Most sentient adults would agree and decline a chance to ‘teen again; between changing bodies, Mean Girls, bullies, and facing adulthood, it’s enough to have endured it once. But for kids who are “different” on top of all that, there’s hope, as Mary Robertson says in Growing Up Queer.
In the early years of the Obama administration, after the repeal of DADT and after three states made same-sex marriage legal, Robertson began volunteering at her local LGBT Resource Center, specifically, in the basement teen hang-out called Spectrum. She was working on research and she hoped, over time, to interview Spectrum’s teen clientele but she was nervous: as a cisgender straight woman, what would the kids tell her?
Plenty, as it turned out.
While there were gay, lesbian, and transgender teens at Spectrum, the majority of the youth Robertson studied called themselves “queer,” a wider sexuality- and gender-encompassing identity specifically separate from “gay” or “lesbian.” As one young man indicated, identifying as queer was easier than repeatedly resetting his self-identity as he learned more about himself and the people he might be attracted to.
Many of her interviewees told Robertson that they knew early in their lives that they were not heteronormal. Many teens told stories of recognizing their own interest in same-sex actors and performers when they were young, and of precocious self-acknowledgment of same-sex leanings.
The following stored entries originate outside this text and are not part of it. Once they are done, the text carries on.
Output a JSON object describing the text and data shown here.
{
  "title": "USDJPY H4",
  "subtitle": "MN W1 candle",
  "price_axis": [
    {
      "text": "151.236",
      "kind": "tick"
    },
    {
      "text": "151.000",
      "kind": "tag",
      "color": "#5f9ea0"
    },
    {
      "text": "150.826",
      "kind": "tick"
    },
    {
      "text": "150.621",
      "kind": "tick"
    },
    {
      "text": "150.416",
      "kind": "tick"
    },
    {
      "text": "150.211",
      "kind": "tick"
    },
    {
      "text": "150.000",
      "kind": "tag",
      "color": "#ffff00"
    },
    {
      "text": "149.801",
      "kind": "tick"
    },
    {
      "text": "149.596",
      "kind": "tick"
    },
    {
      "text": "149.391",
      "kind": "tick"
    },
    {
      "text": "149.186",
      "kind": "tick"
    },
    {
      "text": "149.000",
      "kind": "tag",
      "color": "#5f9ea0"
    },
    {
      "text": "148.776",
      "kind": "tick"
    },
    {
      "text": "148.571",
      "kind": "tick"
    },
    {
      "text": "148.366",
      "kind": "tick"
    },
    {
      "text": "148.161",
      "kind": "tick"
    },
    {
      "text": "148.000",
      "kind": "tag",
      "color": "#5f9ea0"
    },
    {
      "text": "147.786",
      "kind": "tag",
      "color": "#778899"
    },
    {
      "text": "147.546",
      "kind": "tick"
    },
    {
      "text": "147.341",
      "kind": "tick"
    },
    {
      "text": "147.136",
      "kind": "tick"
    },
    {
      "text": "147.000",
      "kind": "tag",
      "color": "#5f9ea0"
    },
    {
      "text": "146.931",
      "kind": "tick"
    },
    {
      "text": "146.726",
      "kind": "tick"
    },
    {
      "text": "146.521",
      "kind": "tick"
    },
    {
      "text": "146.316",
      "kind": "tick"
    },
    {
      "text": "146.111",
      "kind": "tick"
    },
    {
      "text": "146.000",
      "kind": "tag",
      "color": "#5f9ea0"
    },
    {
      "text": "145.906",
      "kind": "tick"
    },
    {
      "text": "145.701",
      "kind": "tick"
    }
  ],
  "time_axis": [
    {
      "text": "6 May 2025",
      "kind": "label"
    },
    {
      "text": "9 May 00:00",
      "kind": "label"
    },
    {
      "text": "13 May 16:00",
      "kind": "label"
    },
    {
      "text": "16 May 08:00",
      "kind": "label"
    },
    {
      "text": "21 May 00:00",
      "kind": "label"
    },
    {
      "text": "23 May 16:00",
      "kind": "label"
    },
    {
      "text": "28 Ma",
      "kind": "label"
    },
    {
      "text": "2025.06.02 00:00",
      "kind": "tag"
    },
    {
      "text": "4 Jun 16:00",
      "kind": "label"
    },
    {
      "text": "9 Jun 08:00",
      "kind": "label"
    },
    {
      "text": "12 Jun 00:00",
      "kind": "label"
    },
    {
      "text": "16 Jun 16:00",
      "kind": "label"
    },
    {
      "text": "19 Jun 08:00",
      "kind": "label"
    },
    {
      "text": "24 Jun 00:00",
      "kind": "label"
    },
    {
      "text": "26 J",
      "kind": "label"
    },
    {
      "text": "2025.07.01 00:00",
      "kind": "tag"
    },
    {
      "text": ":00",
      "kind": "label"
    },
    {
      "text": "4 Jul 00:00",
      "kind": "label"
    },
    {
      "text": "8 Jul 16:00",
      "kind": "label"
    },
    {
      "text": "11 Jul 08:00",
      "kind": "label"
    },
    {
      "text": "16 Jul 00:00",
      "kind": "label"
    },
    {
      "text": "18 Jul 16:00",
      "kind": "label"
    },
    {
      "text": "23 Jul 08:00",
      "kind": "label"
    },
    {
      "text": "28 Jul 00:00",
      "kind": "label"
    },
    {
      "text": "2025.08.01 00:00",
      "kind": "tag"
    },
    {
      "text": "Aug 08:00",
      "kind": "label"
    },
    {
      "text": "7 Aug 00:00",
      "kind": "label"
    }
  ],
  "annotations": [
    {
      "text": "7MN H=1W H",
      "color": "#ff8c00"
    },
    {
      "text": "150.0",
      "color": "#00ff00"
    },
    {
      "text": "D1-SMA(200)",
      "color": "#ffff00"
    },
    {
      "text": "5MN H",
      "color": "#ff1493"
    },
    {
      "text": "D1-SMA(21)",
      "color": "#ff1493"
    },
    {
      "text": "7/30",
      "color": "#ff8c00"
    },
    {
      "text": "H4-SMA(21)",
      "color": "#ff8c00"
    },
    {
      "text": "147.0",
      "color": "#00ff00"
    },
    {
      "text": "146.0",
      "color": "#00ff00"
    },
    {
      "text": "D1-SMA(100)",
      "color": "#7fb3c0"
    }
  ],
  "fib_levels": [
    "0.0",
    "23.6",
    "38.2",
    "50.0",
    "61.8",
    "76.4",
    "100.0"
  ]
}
One claimed innocence that compelled him to ask for clarification on slurs, thus learning negativity about his feelings long before he knew his feelings “had a name.”
Robertson says that suicide rates for LGBTQ students are inflated, but she also notes that today’s queer teens have access to an abundance of support: her subjects often noted family attitudes that have shifted with the times, and there seems to be more acceptance from peers. Gay-Straight Alliances weren’t widely known in high schools until the 1990s but today, most larger schools have a GSA and nearly every state in the U.S. has at least one LGBT center. For her queer subjects, this is good news, says Robertson.
On the future, she says, “This is what gives it so much promise.”
As eye-opening and reassuring as it is, this book may be a challenge.
Growing Up Queer can sometimes read like a thesis paper made of cardboard, perhaps due to its original intent for research. When the narrative dips like that, it feels a lot like when your newly-PhD’d brother expounds on his favorite subject: it grows complicated, often unnecessary, and sometimes redundant.
Thankfully, author Mary Robertson gets out of the way enough to make a reader want to forgive such transgressions and just enjoy the teens she meets. There’s life in them, deep introspection and philosophical thought, as well as acceptance covered slightly with the scabs of perseverance. Their voices are real and need no explaining.
Indeed, they do offer hope.
That makes this book accessible, but academics may get more from it than will casual readers. Tackle Growing Up Queer if you wish, but understanding may come hard.